Having the new prudential regime in place prior to the end of the European Parliament’s mandate is even more important given the recent agreement reached in CRD/CRR which currently covers part of the investment firms in Europe.
A timely agreement also on IFD/IFR will spare investment firms from the burden and legal uncertainty of applying first and for a short period of time the new bank legislation package and after that the new regime tailored for investment firms which entails a different approach.
At the same time, it is important for EU policy makers to keep in mind the need for compatibility between a number of rules foreseen in IFD/IFR and the existing EU legislation that applies to investment firms.

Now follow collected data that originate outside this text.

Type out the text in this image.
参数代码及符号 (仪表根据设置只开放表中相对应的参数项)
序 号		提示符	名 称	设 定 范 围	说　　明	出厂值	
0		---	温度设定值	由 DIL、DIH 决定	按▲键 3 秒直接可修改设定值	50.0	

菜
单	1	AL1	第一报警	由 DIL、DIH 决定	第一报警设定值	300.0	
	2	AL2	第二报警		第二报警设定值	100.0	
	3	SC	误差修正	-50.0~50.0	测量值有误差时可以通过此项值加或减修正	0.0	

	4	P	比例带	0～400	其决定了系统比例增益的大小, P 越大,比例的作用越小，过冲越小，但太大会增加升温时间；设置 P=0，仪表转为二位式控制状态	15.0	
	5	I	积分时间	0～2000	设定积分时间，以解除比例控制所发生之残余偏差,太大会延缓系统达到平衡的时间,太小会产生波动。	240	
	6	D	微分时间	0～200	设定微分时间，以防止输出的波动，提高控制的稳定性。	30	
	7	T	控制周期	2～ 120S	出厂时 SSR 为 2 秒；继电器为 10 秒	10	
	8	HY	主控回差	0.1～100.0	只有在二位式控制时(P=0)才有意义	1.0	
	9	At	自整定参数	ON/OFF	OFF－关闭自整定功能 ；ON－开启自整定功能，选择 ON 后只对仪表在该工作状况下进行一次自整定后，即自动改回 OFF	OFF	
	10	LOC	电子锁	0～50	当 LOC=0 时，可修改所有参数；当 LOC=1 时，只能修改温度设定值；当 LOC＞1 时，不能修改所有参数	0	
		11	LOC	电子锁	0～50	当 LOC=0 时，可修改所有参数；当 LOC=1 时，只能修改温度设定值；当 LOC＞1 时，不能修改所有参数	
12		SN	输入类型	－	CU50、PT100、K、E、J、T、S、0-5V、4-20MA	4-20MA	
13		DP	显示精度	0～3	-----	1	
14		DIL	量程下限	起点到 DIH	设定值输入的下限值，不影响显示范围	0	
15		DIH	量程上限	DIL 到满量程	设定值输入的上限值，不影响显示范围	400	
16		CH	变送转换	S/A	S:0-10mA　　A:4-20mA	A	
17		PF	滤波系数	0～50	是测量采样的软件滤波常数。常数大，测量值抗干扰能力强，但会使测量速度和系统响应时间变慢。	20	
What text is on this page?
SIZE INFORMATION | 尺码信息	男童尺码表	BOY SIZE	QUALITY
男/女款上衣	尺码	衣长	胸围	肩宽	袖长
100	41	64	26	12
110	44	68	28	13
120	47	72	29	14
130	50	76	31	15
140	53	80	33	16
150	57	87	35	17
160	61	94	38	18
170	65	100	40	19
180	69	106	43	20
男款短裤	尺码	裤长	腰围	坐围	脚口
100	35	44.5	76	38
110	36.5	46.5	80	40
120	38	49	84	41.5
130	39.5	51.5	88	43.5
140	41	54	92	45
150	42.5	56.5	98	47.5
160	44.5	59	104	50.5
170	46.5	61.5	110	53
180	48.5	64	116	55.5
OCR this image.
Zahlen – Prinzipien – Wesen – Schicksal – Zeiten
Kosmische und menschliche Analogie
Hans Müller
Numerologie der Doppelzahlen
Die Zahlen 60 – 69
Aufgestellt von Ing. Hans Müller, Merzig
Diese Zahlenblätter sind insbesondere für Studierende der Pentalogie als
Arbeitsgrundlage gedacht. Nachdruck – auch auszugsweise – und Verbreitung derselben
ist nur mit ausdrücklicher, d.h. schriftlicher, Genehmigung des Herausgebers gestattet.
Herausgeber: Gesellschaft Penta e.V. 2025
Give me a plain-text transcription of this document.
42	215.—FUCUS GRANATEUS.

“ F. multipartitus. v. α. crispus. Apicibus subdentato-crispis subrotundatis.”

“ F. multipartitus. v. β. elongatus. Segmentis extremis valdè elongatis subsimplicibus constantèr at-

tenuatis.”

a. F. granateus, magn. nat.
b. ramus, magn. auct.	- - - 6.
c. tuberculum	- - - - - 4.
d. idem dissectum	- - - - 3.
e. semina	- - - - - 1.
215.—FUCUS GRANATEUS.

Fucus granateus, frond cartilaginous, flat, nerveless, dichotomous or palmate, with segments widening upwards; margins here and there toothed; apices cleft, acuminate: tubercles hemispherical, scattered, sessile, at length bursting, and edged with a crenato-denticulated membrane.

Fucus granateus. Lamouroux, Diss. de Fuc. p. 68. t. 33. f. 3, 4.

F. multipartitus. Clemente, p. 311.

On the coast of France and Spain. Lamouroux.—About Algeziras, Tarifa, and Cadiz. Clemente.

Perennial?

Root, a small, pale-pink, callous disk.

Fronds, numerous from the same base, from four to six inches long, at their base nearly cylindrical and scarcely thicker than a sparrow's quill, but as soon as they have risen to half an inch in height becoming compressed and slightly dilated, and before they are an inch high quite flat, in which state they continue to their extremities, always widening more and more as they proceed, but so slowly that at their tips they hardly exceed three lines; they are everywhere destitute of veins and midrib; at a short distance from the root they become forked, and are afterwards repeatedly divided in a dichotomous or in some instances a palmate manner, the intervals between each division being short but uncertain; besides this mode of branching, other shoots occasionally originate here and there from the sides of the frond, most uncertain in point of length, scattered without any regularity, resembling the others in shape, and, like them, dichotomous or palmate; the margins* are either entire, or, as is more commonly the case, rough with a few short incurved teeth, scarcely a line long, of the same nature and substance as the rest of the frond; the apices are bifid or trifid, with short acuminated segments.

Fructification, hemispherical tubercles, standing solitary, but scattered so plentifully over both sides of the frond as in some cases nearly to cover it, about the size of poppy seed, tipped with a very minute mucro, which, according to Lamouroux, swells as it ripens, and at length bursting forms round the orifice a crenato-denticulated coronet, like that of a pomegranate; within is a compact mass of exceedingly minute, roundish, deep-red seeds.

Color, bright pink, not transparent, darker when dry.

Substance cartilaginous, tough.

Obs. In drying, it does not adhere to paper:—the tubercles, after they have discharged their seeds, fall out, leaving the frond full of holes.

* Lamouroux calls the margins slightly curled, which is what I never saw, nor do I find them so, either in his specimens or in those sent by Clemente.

The disclosure requirements for investment policy, where the Shareholders Rights Directive and the Transparency Directive already apply, the country-by-country reporting, where the recently adopted CRD/CRR foresee a similar regime and the disclosures on sustainability risks are a few examples showcasing the need for a compatible approach in terms of legal clarity and consistency.
EFAMA will analyse further the details of the political agreement as well as any additional input stemming from the technical trilogues in order to assess whether the new regime will address appropriately and efficiently the multitude of very different business models it will apply to.
With respect to MiFID-licensed asset management companies offering individual portfolio management and investment advice a proportionate approach is of paramount importance as they are not authorised to hold client money or securities belonging to clients, nor to deal on their own account.